Так оно и было, и на «квадратных славянофилов», на консерваторов, на православных, на церковных, на тех, у кого «бороды лопатой», он был разгневан особенно. «А, так вот откуда мое несчастие, вот от каких благочестивцев, старающихся о возрождении Руси, о сиянии православия, – и благовествующих, что настало, с ними и с их “церковной школой на Руси”, благодатное царство на земле. Эта догадка через несколько лет дала мне (в 1897 г.) толчок повернуть все “к язычеству”. “Лучше танцующая Дункан, чем ваши мякинные и со вшами бороды лопатой”. Больше в Дункан правды, больше ясности, стократно больше доброты: потому что с ней – природа (язычество). А вы – всего только мертвецы с нашитыми по позументу крестиками (орнаментация одежд)».

Дункан, впрочем, появится в столице лишь в 1912 году, когда и Розанов станет совсем иным и много всякого разного про церковь понапишет. А на тот момент он был еще стойкий консерватор, не уклонившийся покуда ни в ереси, ни в соблазны, – и ему не могут пойти навстречу, сделать для него исключение и изменить закон, чтобы не человек был для субботы, но суббота для человека, когда и вола, упавшего в яму, вытащить не грех?

А тут:

«Задавило женщину и пятерых детей.

Тогда я заволновался и встал».

Кстати, позднее это состояние розановского надрыва очень хорошо почувствовал и понял двадцатитрехлетний Александр Блок, который ничего про положение дел в семье Розанова не знал, но писал о В. В. в письме Андрею Белому: «…вся пружина его громадного (по-моему) творчества держится на трагедии (т. е., как всегда – борьбе, страдании и беспокойстве)».

Розанов искал любые способы, как переломить ситуацию в свою пользу, как узаконить брак, какую найти юридическую лазейку. Можно предположить, что именно тогда и возникла в его голове идея подправить историю взаимоотношений с Аполлинарией Прокофьевной, сдвинув даты и задним числом обвинив первую жену в том, что за пять лет до его второго венчания она изменила ему с евреем Гольдовским, а потом и вовсе мужа бросила и, несмотря на его неоднократные слезные просьбы, не пожелала возвращаться. А стало быть, его новый брак – законен и справедлив.
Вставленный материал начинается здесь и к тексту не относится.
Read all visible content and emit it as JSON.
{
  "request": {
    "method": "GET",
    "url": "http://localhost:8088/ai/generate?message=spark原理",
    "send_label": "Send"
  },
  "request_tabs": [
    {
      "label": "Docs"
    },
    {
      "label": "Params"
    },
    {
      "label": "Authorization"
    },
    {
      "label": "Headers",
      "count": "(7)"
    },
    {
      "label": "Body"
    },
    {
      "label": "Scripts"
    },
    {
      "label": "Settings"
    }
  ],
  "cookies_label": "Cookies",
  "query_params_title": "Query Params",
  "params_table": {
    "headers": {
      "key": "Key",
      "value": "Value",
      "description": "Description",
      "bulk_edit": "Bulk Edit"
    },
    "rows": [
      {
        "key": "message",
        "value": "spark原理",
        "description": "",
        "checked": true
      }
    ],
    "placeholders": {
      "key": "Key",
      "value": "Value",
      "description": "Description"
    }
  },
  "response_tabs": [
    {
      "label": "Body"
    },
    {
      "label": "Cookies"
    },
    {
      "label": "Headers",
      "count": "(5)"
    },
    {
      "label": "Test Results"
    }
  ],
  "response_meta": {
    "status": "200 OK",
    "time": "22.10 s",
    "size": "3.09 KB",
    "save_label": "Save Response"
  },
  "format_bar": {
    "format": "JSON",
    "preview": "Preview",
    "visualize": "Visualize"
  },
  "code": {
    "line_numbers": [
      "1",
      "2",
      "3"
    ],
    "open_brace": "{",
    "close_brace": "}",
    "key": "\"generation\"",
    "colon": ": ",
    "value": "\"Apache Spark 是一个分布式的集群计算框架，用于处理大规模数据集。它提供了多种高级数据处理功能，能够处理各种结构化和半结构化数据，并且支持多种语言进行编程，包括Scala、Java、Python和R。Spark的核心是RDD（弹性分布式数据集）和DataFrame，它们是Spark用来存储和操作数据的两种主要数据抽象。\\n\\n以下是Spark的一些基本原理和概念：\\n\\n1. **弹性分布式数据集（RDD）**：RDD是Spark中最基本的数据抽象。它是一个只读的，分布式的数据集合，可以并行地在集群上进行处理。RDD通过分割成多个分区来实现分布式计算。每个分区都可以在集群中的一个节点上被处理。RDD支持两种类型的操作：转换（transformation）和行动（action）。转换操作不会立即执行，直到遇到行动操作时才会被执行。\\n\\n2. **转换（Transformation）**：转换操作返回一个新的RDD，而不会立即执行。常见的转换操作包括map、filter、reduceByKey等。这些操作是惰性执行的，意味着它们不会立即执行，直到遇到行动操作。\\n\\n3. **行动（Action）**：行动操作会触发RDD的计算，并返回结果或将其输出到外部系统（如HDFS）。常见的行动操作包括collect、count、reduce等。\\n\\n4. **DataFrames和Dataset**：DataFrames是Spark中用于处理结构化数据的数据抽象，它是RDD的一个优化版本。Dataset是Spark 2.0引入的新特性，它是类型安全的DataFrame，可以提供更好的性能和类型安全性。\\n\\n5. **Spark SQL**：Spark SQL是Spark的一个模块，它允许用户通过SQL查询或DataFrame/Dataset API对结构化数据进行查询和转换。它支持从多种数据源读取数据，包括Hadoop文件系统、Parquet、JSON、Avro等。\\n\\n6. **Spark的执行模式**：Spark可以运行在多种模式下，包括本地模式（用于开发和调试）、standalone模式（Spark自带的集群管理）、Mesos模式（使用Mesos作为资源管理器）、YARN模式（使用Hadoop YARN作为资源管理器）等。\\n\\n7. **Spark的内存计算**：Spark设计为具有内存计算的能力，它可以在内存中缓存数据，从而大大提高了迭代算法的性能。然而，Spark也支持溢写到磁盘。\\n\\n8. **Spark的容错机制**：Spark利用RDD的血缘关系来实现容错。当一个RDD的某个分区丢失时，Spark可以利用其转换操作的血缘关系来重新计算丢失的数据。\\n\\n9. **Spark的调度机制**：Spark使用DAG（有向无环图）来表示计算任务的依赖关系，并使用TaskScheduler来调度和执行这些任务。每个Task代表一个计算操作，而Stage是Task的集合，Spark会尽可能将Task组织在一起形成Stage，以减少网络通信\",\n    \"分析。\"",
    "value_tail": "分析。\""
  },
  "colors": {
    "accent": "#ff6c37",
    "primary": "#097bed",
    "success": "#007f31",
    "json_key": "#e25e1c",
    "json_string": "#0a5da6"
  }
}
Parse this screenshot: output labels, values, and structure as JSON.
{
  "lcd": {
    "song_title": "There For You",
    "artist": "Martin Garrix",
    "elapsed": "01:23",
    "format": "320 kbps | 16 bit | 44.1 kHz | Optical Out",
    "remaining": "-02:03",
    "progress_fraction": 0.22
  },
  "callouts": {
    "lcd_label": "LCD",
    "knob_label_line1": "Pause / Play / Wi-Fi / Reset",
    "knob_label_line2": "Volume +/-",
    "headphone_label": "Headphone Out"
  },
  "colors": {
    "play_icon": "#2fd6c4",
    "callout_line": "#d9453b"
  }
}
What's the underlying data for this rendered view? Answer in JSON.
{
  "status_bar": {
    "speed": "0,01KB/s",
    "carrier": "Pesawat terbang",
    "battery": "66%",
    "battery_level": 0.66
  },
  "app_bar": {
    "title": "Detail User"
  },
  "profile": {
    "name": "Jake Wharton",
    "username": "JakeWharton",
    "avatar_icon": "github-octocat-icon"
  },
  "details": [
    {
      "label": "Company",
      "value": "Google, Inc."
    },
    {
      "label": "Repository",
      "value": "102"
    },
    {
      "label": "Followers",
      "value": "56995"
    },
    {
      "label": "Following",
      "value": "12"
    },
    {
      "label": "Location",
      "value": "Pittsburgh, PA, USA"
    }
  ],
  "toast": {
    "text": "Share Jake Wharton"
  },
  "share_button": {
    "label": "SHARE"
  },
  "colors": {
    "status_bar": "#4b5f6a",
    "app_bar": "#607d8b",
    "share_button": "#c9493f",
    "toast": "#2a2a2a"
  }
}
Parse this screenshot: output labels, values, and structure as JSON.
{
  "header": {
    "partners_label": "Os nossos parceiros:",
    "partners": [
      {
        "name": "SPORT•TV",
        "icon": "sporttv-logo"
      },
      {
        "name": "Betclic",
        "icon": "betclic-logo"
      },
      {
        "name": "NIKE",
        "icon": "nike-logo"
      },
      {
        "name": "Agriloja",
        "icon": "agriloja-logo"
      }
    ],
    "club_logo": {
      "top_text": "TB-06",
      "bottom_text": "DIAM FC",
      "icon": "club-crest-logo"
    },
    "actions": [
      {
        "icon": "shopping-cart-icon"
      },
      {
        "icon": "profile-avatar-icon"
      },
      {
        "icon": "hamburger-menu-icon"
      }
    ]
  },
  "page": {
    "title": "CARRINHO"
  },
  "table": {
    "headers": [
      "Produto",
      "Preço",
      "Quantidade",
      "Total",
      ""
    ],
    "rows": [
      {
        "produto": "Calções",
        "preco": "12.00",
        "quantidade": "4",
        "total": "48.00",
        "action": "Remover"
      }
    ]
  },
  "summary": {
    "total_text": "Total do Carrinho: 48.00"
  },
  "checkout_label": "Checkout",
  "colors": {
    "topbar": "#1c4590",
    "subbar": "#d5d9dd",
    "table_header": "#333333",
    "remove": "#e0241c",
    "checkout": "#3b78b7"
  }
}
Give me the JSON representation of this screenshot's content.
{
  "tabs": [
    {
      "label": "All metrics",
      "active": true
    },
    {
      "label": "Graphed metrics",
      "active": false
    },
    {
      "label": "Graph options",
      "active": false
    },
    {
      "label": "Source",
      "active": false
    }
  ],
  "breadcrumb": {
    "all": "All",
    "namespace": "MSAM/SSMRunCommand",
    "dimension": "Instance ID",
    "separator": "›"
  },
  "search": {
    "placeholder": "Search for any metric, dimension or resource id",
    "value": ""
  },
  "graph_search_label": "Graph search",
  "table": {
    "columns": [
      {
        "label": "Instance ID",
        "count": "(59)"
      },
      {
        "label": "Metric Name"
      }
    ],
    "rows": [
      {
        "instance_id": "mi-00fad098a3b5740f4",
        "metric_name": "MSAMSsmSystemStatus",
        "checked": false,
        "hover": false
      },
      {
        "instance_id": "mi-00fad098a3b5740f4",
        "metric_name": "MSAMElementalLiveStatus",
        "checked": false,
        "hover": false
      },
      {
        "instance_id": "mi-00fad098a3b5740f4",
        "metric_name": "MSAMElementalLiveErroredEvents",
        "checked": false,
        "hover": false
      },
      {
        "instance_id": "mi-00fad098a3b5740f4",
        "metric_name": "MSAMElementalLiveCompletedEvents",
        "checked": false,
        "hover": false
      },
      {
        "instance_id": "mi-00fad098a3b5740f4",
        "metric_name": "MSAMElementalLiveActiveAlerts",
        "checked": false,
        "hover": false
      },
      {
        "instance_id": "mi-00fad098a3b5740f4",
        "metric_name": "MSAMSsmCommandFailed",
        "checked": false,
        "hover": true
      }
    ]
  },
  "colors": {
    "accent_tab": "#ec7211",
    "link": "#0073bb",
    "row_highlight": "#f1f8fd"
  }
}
Он, как уже говорилось, написал преподробное прошение митрополиту Петербургскому Антонию, все рассказав и про злую первую жену, и про милосердную вторую, и про беззаконное венчание (заметим в скобках, что обвенчавший его с Варварой Дмитриевной священник к тому времени уже скончался), и про деточек, которые ни в чем не виноваты, и про христиан, которых он боится, ибо они суть люди «жестокие или уклончивые». «Наша хата с краю – ничего не знаем»; «тебе, батюшка, крест – ты и неси».

А кроме того, В. В. попробовал действовать через Анну Григорьевну Достоевскую, с которой был знаком еще с 1893 года, когда в знак благодарности за «Легенду о Великом инквизиторе Достоевского» она прислала ему в дар собрание сочинений покойного мужа, и между нею и Розановым завязалась переписка.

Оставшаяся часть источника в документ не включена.